Broadwood Partners Comments on STAAR Surgical Board Dissent on the Revised Sale to Alcon
Broadwood Partners, L.P. and its affiliates (collectively, “Broadwood,” “we,” “us” or “our”) today reacted to the proxy statement supplement filed by STAAR Surgical Company (“STAAR” or the “Company”) (NASDAQ: STAA) with respect to the proposed acquisition of the Company by Alcon Inc. (“Alcon”) (NYSE: ALC). In addition, Broadwood released a new presentation explaining why it continues to oppose the proposed transaction, which can be viewed here.
Broadwood, which owns 30.2% of STAAR’s outstanding common stock, issued the following statement:
“We are encouraged that at least one of the members of STAAR’s Board of Directors recognizes that the Alcon deal is the byproduct of an irredeemably flawed process and not in the best interests of STAAR shareholders. That dissenting director voted against the transaction in the boardroom vote, according to the Company’s proxy statement supplement. In doing so, the director joins multiple engaged and long-term shareholders, as well as all three proxy advisory firms, who have vocalized their substantial concerns about the deal process, timing, and price.
We are not surprised that a member of the Board would vote against this misbegotten transaction. We are only surprised that more of the directors did not recognize the lack of merit in this deal, nor heed the will of shareholders who have overwhelmingly opposed the transaction.

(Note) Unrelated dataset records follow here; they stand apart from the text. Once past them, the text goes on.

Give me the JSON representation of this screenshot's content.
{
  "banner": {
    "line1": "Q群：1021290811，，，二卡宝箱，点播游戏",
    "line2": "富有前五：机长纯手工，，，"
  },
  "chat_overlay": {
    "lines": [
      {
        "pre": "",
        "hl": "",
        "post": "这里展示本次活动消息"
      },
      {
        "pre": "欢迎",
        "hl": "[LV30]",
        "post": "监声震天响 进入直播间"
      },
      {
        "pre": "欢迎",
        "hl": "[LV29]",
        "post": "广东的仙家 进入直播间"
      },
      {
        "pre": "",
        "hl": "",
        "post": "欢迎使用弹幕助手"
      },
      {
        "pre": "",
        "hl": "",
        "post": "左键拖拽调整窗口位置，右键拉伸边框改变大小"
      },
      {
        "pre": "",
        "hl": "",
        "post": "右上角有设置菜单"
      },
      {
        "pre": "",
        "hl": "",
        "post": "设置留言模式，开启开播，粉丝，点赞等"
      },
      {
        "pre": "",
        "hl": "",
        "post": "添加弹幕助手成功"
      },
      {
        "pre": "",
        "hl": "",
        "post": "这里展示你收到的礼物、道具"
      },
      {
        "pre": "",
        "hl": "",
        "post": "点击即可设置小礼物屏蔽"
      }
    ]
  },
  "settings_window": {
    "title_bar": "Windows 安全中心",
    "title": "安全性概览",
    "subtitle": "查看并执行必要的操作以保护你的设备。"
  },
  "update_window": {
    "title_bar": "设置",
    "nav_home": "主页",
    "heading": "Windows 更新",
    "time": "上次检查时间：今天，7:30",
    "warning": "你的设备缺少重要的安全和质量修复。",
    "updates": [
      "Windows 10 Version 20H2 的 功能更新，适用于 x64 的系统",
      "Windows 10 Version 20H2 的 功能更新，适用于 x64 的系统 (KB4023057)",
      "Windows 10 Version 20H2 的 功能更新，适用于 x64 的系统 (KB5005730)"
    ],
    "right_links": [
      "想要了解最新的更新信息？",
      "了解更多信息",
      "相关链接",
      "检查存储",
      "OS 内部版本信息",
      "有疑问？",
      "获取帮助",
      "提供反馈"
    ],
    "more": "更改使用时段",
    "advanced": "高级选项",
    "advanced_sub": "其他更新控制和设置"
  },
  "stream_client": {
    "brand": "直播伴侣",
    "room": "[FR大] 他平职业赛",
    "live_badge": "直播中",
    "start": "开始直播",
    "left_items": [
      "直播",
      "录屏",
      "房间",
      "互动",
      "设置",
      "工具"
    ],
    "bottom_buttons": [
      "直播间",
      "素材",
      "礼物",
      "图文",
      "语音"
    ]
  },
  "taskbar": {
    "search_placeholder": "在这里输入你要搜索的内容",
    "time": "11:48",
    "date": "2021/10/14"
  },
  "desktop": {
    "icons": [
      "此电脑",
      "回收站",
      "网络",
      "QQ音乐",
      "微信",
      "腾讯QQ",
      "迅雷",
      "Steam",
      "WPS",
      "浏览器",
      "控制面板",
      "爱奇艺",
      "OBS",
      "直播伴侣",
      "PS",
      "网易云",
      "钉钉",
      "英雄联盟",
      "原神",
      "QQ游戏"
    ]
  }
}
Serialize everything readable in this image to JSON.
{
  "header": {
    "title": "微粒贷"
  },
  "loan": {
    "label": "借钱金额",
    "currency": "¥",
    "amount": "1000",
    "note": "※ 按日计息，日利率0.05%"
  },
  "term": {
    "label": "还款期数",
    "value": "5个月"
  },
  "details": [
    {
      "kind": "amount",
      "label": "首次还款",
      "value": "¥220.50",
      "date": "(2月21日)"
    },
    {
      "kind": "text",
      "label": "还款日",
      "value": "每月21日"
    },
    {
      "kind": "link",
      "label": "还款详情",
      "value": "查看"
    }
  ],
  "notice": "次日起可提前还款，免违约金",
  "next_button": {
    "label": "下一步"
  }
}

Time and again, this Board has operated outside of acceptable and reasonable deal conventions in service of completing the sale of STAAR to Alcon – process, timing, and price be damned. Most recently, a majority of the Board approved the revised deal terms without seeking an updated fairness opinion from the Board’s financial advisor. Valuations across the sector are up meaningfully over the last three months, interest rates are down, and the Company’s prospects are brighter after two consecutive quarters of improving and better-than-expected business results. As we illustrate in our presentation, the trading multiple expansion across the medical technology sector alone supports a higher price increase than the meager bump offered by Alcon. In short, we believe the deal was unfair to STAAR shareholders at the start and remains so, even with the increase in consideration. And the Board has no professional analysis or support to indicate otherwise.